0 Replies Latest reply on Oct 2, 2004 12:41 PM by rogerday

    Stateful Session Bean or Stateless Session Bean + JNDI

    rogerday

      I'm building a scheduling system for a build system. It has a web interface which feeds jobs to Quartz, an opensource scheduler bean, which in turn uses JMS to feed messages to a JBoss app on each buildserver.

      The JBoss app on the buildserver consists of a Message Driven Bean which talks to a Session Bean, which uses exec to run the Perl script which does the build. The Perl script relies on a set of environment variables. My current approach is to try and use a stateful session bean which reads the environment variables from a MySQL database and retains the data thereafter on successive calls. However, I'm new to EJB, and was wondering about the penalties of such an approach. Another approach is to use Stateless Session beans with the environment data retained in the JBoss Naming Service (JNS).

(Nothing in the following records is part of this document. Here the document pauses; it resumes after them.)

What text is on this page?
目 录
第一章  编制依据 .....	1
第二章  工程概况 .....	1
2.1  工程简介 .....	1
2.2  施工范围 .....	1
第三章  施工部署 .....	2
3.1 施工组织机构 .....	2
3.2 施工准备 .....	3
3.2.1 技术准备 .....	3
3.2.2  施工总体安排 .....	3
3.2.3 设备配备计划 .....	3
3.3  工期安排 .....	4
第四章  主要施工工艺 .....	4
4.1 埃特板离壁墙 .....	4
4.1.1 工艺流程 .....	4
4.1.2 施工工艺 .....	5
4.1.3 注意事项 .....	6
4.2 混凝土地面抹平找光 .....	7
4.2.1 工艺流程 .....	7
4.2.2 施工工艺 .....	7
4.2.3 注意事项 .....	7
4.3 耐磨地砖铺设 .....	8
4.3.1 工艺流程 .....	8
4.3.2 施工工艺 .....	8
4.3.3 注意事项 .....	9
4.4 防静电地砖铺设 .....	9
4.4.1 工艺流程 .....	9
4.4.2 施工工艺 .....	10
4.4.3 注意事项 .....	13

      One worry is performance. Intuitively, using stateful beans seems to problematic, particularly with a large sucession of small jobs or a simultaneous use of a large number of stateful beans. But are JNS calls any faster/more reliable?

      Another worry is the ability to refresh the environment variables.

      1. How do I get a stateful bean which is in memory, to refresh on the database being changed?

      2. Can I access the JNS directly as I would any LDAP service? I know that I could access an external LDAP service and this is a possibility but this requires a whole wide world of installing/learning/configuring such a system and I was wondering if there was an easier approach using JBoss?

      I'm on the cusp of implementing the stateful bean system so this would be the time to change track if it I thought another route was possible.

      Any hints at Stateful bean performance in JBoss welcome. If someone coud point me at any relevant docs/books for JNS, that would be excellent. I had a look at the JBoss admin books but I couldn't see any indepth answers, which is why I'm posting here. Any replies gratefully recieved.